Добавить в цитаты Настройки чтения

Страница 41 из 42



— Но если я услышу, что в море было лучше, пеняй на себя.

— Это что — угроза?

— Нет, предостережение. Моряцкие жены, здесь их полна гостиница, все жалуются на тоскливую жизнь без мужей. Жалуюсь и я… Но что поделаешь? Выйдя за тебя замуж, я, оказывается, обрекла себя еще и на скитания. Ведь жена моряка должна быть готова сорваться с места и мчаться в любой конец страны, куда бы ни прибыл корабль мужа. Лететь на самолете, трястись в машине, ездить без плацкарты в переполненных поездах. И все для того, чтобы побыть вместе несколько дней.

— Зато каких! — воскликнул я. — Ради них стоит ринуться на край света.
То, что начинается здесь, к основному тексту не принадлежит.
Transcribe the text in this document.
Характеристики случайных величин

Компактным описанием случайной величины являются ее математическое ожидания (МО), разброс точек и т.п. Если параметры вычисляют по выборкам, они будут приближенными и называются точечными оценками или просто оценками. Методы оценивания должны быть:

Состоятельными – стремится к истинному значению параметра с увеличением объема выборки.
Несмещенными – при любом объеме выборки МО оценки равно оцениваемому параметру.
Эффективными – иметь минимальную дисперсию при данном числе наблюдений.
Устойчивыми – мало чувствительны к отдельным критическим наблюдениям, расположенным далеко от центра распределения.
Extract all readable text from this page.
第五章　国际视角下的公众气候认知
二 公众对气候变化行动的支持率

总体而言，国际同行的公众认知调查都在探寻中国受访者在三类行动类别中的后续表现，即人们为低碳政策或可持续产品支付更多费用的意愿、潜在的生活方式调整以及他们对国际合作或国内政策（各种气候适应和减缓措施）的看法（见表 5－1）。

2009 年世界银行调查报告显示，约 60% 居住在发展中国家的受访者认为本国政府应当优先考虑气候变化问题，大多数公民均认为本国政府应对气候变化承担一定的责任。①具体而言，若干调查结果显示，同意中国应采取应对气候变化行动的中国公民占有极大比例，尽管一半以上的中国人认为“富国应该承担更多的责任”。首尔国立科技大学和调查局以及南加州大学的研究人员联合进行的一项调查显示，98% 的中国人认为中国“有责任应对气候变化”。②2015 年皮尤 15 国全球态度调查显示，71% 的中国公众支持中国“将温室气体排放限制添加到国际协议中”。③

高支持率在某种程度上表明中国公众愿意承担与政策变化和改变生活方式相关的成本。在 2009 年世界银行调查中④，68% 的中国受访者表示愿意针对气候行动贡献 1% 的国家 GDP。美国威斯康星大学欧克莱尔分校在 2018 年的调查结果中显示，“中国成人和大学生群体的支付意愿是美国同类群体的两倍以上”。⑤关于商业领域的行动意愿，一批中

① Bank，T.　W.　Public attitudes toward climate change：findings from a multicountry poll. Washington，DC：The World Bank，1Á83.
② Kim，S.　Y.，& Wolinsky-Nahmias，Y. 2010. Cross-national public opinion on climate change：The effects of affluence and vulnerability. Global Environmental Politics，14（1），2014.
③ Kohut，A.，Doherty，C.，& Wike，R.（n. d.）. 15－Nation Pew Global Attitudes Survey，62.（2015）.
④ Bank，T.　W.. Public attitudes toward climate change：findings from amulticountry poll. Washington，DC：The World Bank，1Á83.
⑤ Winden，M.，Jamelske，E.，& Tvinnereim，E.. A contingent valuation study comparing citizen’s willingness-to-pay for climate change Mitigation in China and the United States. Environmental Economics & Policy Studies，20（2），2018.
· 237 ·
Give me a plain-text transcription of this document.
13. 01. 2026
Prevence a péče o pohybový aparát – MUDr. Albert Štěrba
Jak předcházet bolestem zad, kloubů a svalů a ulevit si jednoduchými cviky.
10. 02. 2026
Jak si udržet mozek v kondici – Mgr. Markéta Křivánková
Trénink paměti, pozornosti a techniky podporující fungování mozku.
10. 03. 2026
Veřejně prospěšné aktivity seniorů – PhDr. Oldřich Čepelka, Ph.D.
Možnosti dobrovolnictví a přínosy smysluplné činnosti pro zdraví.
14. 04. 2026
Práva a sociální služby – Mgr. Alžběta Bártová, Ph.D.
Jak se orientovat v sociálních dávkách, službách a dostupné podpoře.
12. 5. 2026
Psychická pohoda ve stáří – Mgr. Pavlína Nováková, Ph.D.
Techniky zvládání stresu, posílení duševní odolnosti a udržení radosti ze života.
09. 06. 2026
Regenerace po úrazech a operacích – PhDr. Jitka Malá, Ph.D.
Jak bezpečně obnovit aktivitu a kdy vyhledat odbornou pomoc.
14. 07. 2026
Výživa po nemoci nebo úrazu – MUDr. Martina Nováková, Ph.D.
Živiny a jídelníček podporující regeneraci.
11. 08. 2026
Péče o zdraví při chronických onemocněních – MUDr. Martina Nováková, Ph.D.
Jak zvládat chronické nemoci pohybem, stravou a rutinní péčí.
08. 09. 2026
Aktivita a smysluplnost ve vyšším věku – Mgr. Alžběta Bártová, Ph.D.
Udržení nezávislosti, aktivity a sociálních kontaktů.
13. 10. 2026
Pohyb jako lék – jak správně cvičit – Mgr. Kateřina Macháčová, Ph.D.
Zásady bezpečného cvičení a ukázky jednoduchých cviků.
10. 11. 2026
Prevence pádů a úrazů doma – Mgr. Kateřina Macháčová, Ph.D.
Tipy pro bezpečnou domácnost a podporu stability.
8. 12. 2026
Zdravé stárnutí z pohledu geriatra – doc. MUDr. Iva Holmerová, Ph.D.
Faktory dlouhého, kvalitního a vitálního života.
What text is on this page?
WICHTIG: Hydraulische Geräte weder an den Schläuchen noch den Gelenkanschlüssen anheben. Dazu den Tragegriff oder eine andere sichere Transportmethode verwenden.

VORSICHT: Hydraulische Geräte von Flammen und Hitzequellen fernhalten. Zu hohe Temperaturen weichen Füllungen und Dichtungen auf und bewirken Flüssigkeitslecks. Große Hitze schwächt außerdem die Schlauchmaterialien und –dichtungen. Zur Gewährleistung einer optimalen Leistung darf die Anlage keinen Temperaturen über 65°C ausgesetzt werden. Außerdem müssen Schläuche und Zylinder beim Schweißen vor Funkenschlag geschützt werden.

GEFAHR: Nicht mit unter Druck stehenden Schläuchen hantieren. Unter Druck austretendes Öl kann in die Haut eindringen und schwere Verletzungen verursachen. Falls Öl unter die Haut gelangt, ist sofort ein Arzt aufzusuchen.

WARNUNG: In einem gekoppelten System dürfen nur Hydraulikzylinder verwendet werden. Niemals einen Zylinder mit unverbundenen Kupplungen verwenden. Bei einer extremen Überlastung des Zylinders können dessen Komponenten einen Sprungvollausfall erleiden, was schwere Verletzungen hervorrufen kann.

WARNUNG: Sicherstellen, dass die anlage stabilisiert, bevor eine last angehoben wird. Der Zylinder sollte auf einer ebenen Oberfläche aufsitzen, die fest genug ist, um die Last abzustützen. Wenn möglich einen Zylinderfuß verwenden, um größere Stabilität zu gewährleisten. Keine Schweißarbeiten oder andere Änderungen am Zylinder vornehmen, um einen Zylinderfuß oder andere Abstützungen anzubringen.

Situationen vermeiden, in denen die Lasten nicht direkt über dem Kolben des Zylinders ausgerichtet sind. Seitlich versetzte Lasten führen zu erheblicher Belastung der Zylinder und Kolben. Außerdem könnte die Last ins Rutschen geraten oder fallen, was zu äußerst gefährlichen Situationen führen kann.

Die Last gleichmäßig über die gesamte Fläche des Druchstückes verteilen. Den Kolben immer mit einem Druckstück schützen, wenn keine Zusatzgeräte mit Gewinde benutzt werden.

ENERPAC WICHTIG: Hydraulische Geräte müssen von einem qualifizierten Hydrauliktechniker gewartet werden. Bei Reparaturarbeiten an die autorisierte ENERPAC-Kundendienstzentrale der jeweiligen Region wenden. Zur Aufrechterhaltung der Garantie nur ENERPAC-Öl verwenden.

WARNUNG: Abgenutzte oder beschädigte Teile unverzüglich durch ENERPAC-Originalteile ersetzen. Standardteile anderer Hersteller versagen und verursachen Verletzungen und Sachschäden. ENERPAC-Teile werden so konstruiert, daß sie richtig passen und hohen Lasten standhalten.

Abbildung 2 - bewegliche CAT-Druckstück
Другие за всю жизнь ничего подобного не изведают. Да, это трудно — быть женой моряка.

— Я, наверное, никогда этому не на-учусь, — печально призналась Леля. — Такая уж натура. Но буду стараться.

ХОРОШИЕ ВЕСТИ

В пути думалось, что, как только мы доберемся до родных берегов и китобойные суда поставят на ремонт, нас немедля отпустят отдыхать на все лето.

Мы, как спортсмены, закончившие марафонский бег, заметно выдохлись и, казалось, ни на какую работу сейчас не годились. Каждый мечтал об отдыхе на зеленой травке в таком месте, где по утрам можно пить парное молоко, пройтись босиком по росе, вдыхать смолистый запах бора и, освежась в речке, лежать на солнце, ни о чем не думая.

Но нам еще на неделю пришлось задержаться в Одессе. После трехдневного отдыха коммунисты флотилии собрались на партийную конференцию.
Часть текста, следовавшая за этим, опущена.